Nach der 2018 gescheiterten Bewerbung bewarb sich der Verband Deutscher Brieftaubenzüchter 2019 erneut um die Anerkennung des Brieftaubenwesens als nationales immaterielles UNESCO-Kulturerbe. In der Zeit von Dezember bis März 2021 findet die staatliche Bestätigung der Auswahlempfehlungen durch die Kulturministerkonferenz sowie die Staatskulturministerin statt. Da es – entgegen der Verlautbarungen des Zuchtverbandes – keine Verbesserungen im Sinne des Tierschutzes gibt, hat der Bundesverband Menschen für Tierrechte die zuständigen Stellen über die Missstände im Brieftaubenwesen informiert und sie dazu aufgerufen, die Anerkennung als immaterielles Kulturerbe erneut abzulehnen.

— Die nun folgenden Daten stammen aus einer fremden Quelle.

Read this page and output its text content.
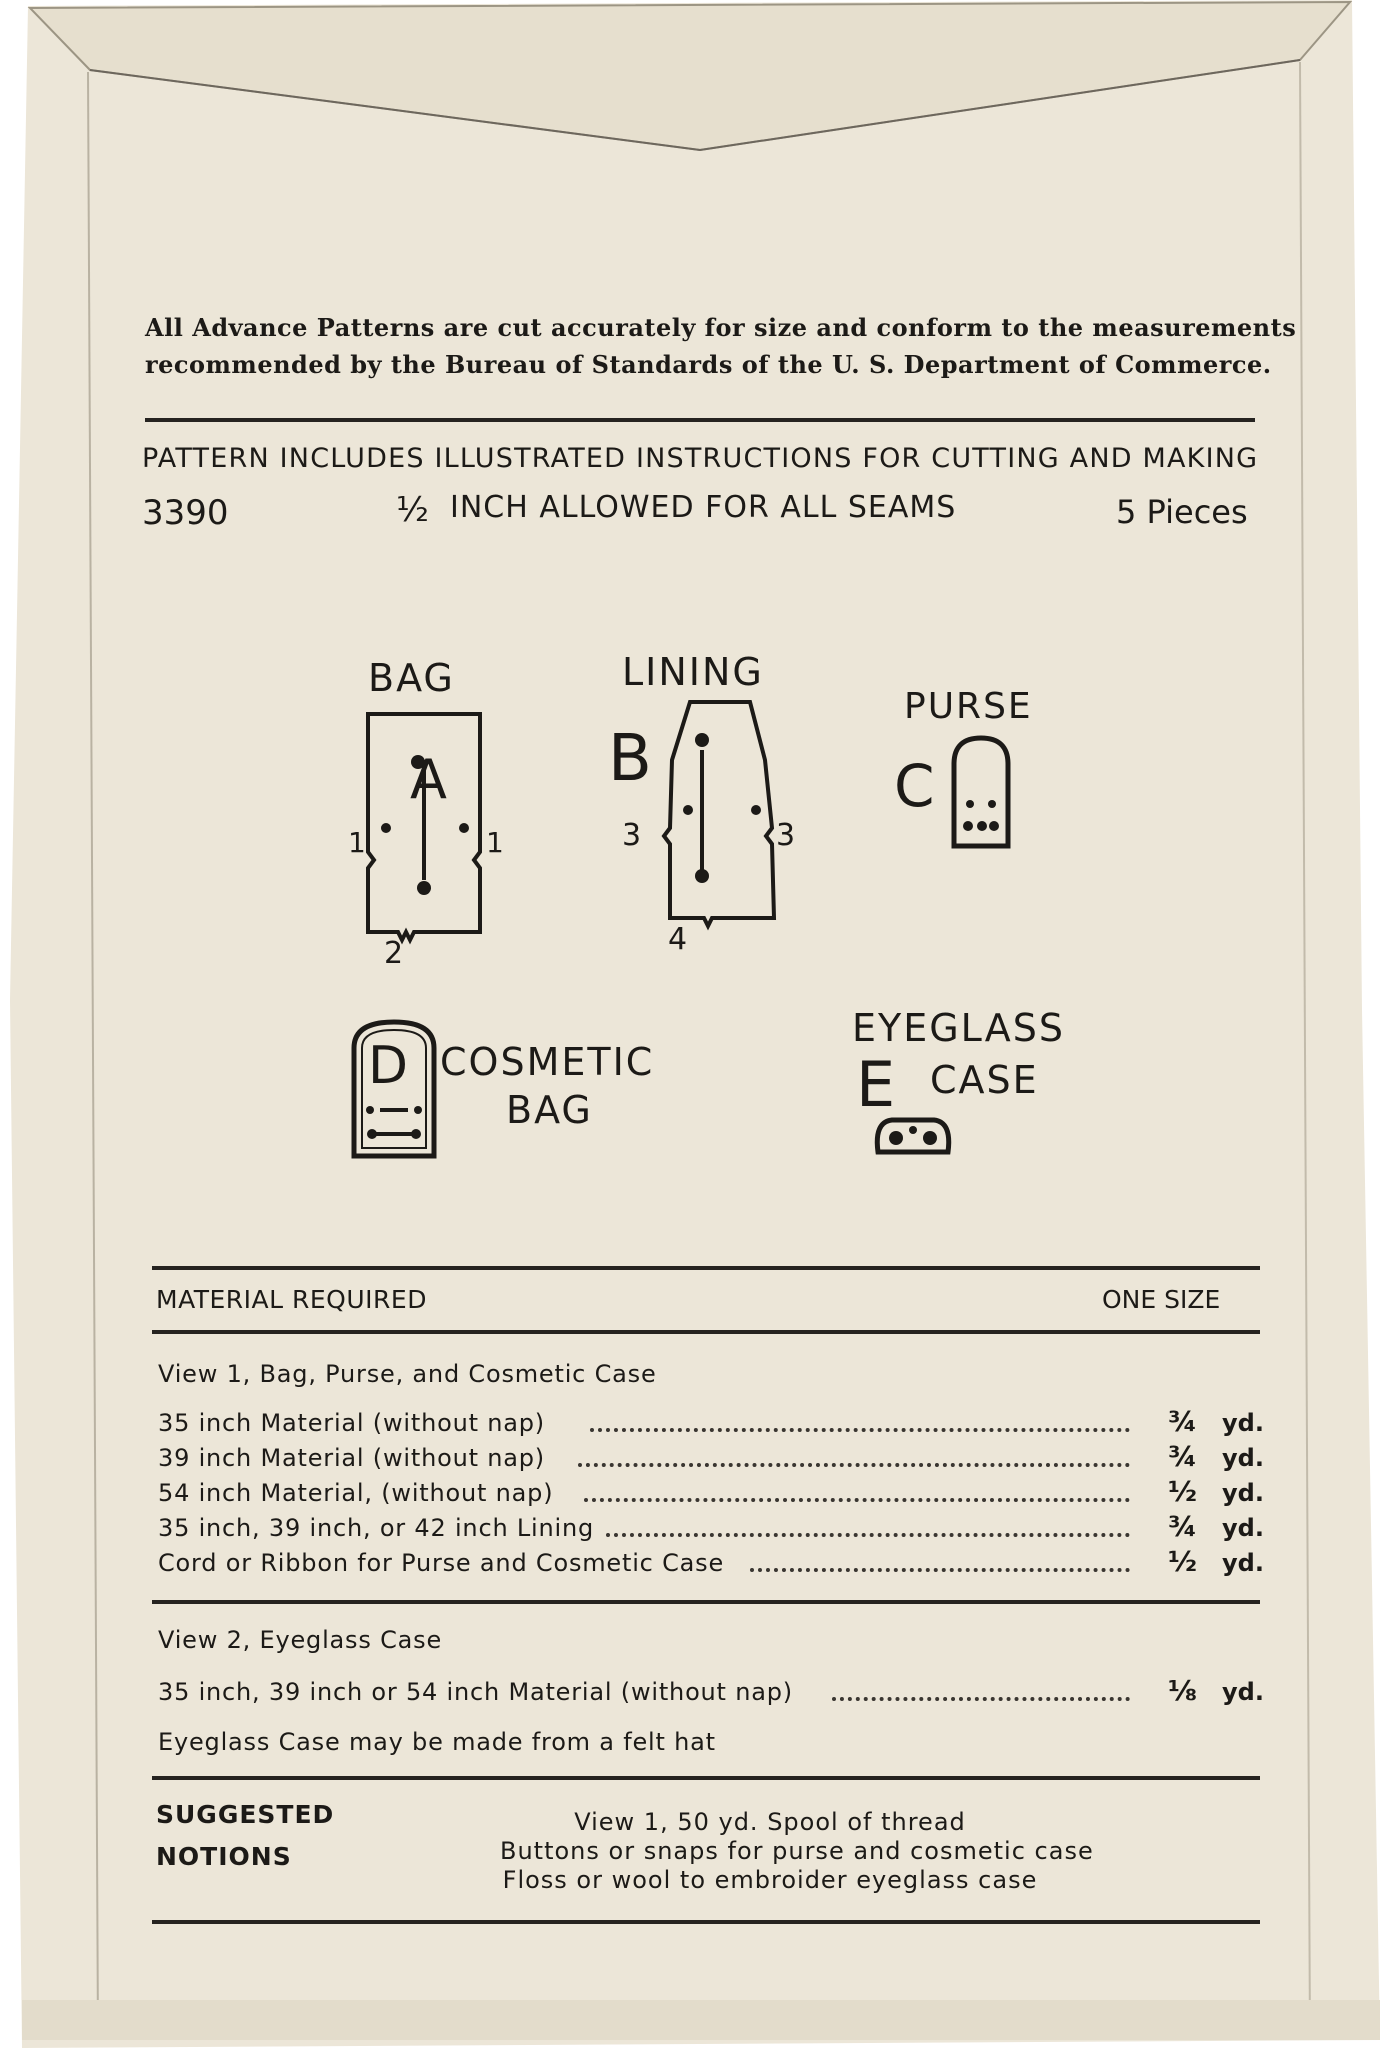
All Advance Patterns are cut accurately for size and conform to the measurements
recommended by the Bureau of Standards of the U. S. Department of Commerce.
PATTERN INCLUDES ILLUSTRATED INSTRUCTIONS FOR CUTTING AND MAKING
3390	½ INCH ALLOWED FOR ALL SEAMS	5 Pieces
BAG
A
1	1
2
LINING
B
3	3
4
PURSE
C
D COSMETIC
BAG
EYEGLASS
E CASE
MATERIAL REQUIRED	ONE SIZE
View 1, Bag, Purse, and Cosmetic Case
35 inch Material (without nap)	¾ yd.
39 inch Material (without nap)	¾ yd.
54 inch Material, (without nap)	½ yd.
35 inch, 39 inch, or 42 inch Lining	¾ yd.
Cord or Ribbon for Purse and Cosmetic Case	½ yd.
View 2, Eyeglass Case
35 inch, 39 inch or 54 inch Material (without nap)	⅛ yd.
Eyeglass Case may be made from a felt hat
SUGGESTED
NOTIONS
View 1, 50 yd. Spool of thread
Buttons or snaps for purse and cosmetic case
Floss or wool to embroider eyeglass case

Der Verband Deutscher Brieftaubenzüchter kämpft mit Nachwuchsproblemen. Eine Anerkennung als deutsches UNESCO Kulturerbe sollte dazu beitragen, den Fortbestand des fragwürdigen Hobbys zu sichern. Wie schon bei der ersten Bewerbung appellierte der Bundesverband Menschen für Tierrechte auch anlässlich der aktuellen Bewerbung an das UNESCO Expertenkomitee sowie an Kulturministerkonferenz und die Staatskulturministerin, die Anerkennung des Brieftaubenwesens als immaterielles Kulturerbe erneut abzulehnen. Unsere Begründung: Verstöße gegen das Tierschutzgesetz. Tatsächlich führten unter anderem Zweifel an der Einhaltung tierschutzrechtlicher Bestimmungen zur Ablehnung des Brieftaubenwesens in 2018. Nach der erneuten Bewerbung befragte Menschen für Tierrechte den Züchterverband zu den vermeintlichen Tierschutzverbesserungen, ohne jedoch konkrete Antworten zu erhalten.

Kein Grund kann Leid der Tauben rechtfertigen
„Trotz anderer Verlautbarungen verstößt der „Brieftaubensport“ gleich mehrfach gegen das Tierschutzgesetz. Deswegen haben wir die Entscheider aufgefordert, die Anerkennung des Brieftaubenwesens als immaterielles Kulturerbe erneut abzulehnen. Den gesetzlich geforderten vernünftigen Grund, der rechtlich die Leiden der Tiere rechtfertigen könnte, kann und darf es niemals für ein teils mit Gewinnabsichten verbundenes Hobby geben“, sagt die Biologin und Fachreferentin beim Bundesverband Menschen für Tierrechte, Dr. Claudia Gerlach.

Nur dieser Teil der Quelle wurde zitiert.